Em 1849, porém, seu demônio o chama de volta a Nova Iorque. A caminho, para em Baltimore, num dia de eleições, e é apanhado na rua como eleitor de cabresto por um bando que embriaga as pessoas e as faz votar em todas as seções da cidade. Um tipógrafo que o conhece o encontra caído na rua, vestindo um casaco preto rasgado, calças que provavelmente não eram suas, e um chapéu surrado.

Parece tomado por delirium tremens e fala coisas incoerentes. Suas últimas palavras são: "Deus ajude minha pobre alma." Outras versões surgiram para sua morte além do alcoolismo: diabetes, sífilis, raiva ou uma doença cerebral rara.

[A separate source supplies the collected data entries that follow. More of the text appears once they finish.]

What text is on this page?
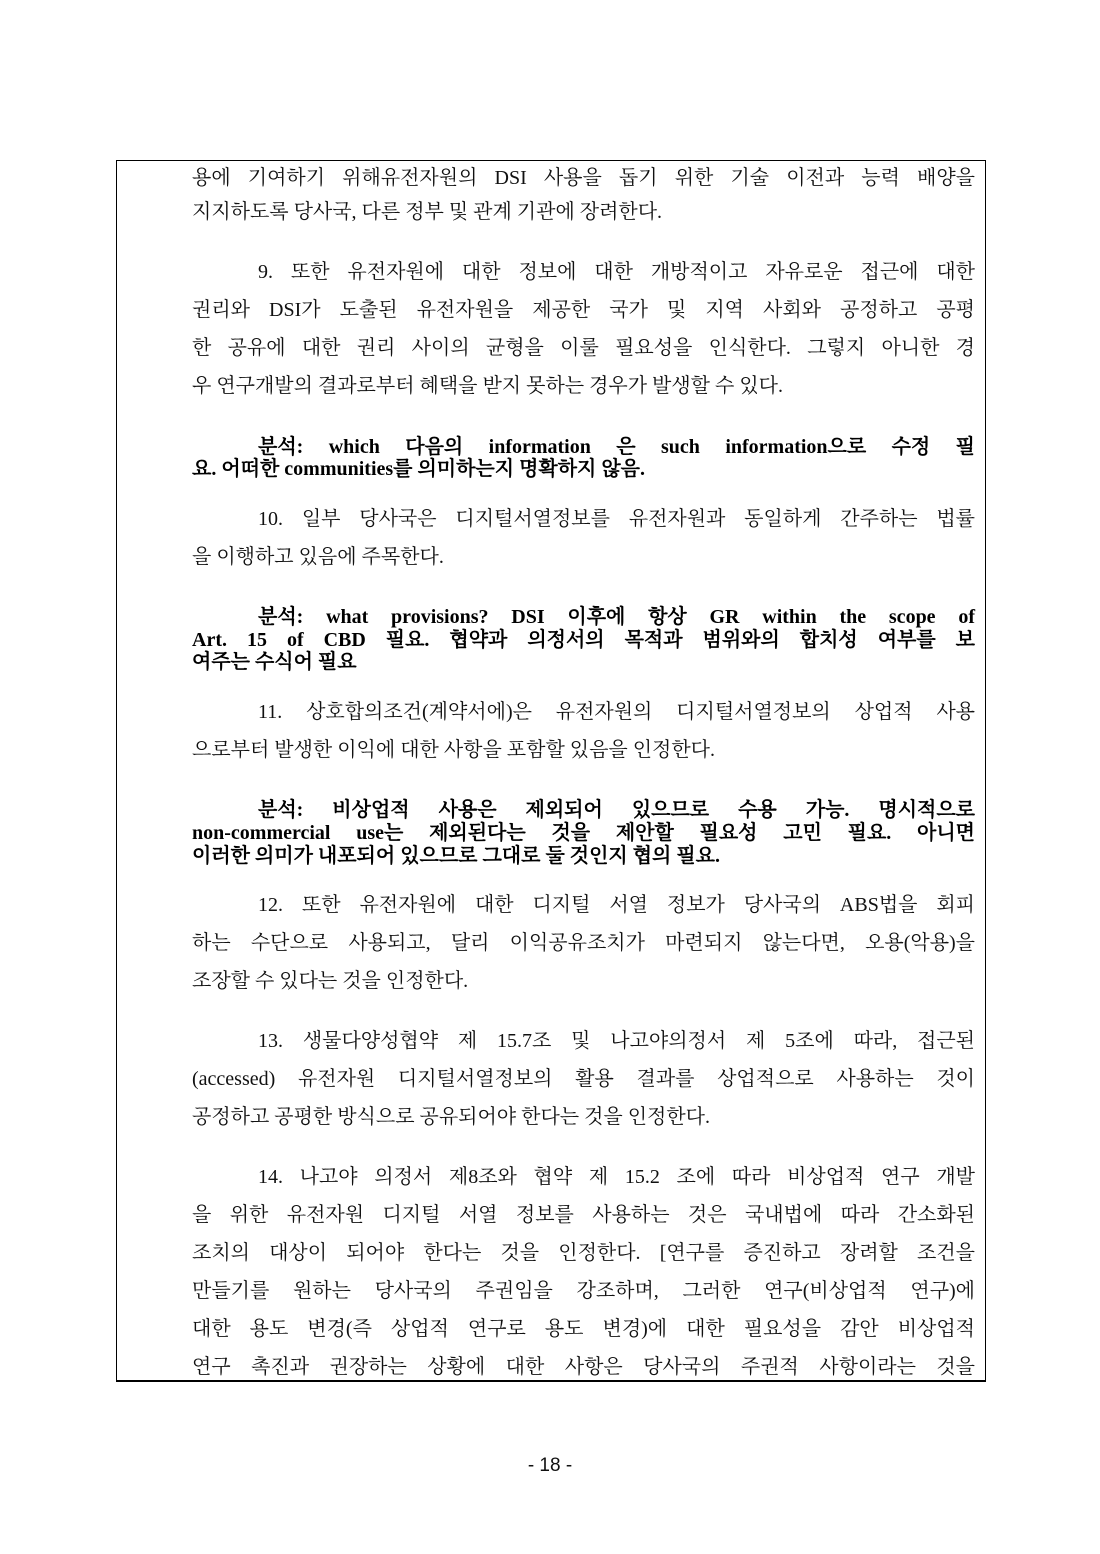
용에 기여하기 위해유전자원의 DSI 사용을 돕기 위한 기술 이전과 능력 배양을
지지하도록 당사국, 다른 정부 및 관계 기관에 장려한다.
9. 또한 유전자원에 대한 정보에 대한 개방적이고 자유로운 접근에 대한
권리와 DSI가 도출된 유전자원을 제공한 국가 및 지역 사회와 공정하고 공평
한 공유에 대한 권리 사이의 균형을 이룰 필요성을 인식한다. 그렇지 아니한 경
우 연구개발의 결과로부터 혜택을 받지 못하는 경우가 발생할 수 있다.
분석: which 다음의 information 은 such information으로 수정 필
요. 어떠한 communities를 의미하는지 명확하지 않음.
10. 일부 당사국은 디지털서열정보를 유전자원과 동일하게 간주하는 법률
을 이행하고 있음에 주목한다.
분석: what provisions? DSI 이후에 항상 GR within the scope of
Art. 15 of CBD 필요. 협약과 의정서의 목적과 범위와의 합치성 여부를 보
여주는 수식어 필요
11. 상호합의조건(계약서에)은 유전자원의 디지털서열정보의 상업적 사용
으로부터 발생한 이익에 대한 사항을 포함할 있음을 인정한다.
분석: 비상업적 사용은 제외되어 있으므로 수용 가능. 명시적으로
non-commercial use는 제외된다는 것을 제안할 필요성 고민 필요. 아니면
이러한 의미가 내포되어 있으므로 그대로 둘 것인지 협의 필요.
12. 또한 유전자원에 대한 디지털 서열 정보가 당사국의 ABS법을 회피
하는 수단으로 사용되고, 달리 이익공유조치가 마련되지 않는다면, 오용(악용)을
조장할 수 있다는 것을 인정한다.
13. 생물다양성협약 제 15.7조 및 나고야의정서 제 5조에 따라, 접근된
(accessed) 유전자원 디지털서열정보의 활용 결과를 상업적으로 사용하는 것이
공정하고 공평한 방식으로 공유되어야 한다는 것을 인정한다.
14. 나고야 의정서 제8조와 협약 제 15.2 조에 따라 비상업적 연구 개발
을 위한 유전자원 디지털 서열 정보를 사용하는 것은 국내법에 따라 간소화된
조치의 대상이 되어야 한다는 것을 인정한다. [연구를 증진하고 장려할 조건을
만들기를 원하는 당사국의 주권임을 강조하며, 그러한 연구(비상업적 연구)에
대한 용도 변경(즉 상업적 연구로 용도 변경)에 대한 필요성을 감안 비상업적
연구 촉진과 권장하는 상황에 대한 사항은 당사국의 주권적 사항이라는 것을
- 18 -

No dia do seu enterro em Baltimore, um longo necrológio publicado no New York Tribune, começa assim: "Edgar Allan Poe está morto. Morreu em Baltimore anteontem. Esta notícia poderá surpreender muitos, mas poucos ficarão tristes com ela." Explica-se: o autor do texto era um dos maiores rivais literários de Poe e seria esquecido pouco depois. Mas a fama de Poe não cessou de crescer. A partir de 1949, seu túmulo tornou-se o objeto de um estranho culto: nas primeiras horas da madrugada do dia de sua morte, 7 de outubro, um admirador deposita uma garrafa de conhaque e três rosas vermelhas junto à lápide. Parece até uma história escrita por Edgar Allan Poe.

* * * * * *

"Numa meia-noite agreste, quando eu lia, lento e triste,

Vagos curiosos tomos de ciências ancestrais,

E já quase adormecia, ouvi o que parecia

O som de alguém que batia levemente a meus umbrais.

"Uma visita", eu me disse, "está batendo a meus umbrais.

É só isto, e nada mais".

Trecho do poema "O Corvo", com tradução do poeta português Fernando Pessoa (1924)

***

Seus grandes temas começam a se delinear: o amor ideal, a beleza, a morte. E a morte de uma mulher bonita e amada é a maior tragédia de todas. Ele vive na maior pobreza com a tia Maria Clemm e a prima Virgínia. Um lampejo de reconhecimento surge finalmente aos 24 anos quando ele ganha o prêmio de 50 dólares em um concurso de contos do jornal Baltimore Sunday Visiter, seguido dos elogios calorosos da comissão julgadora.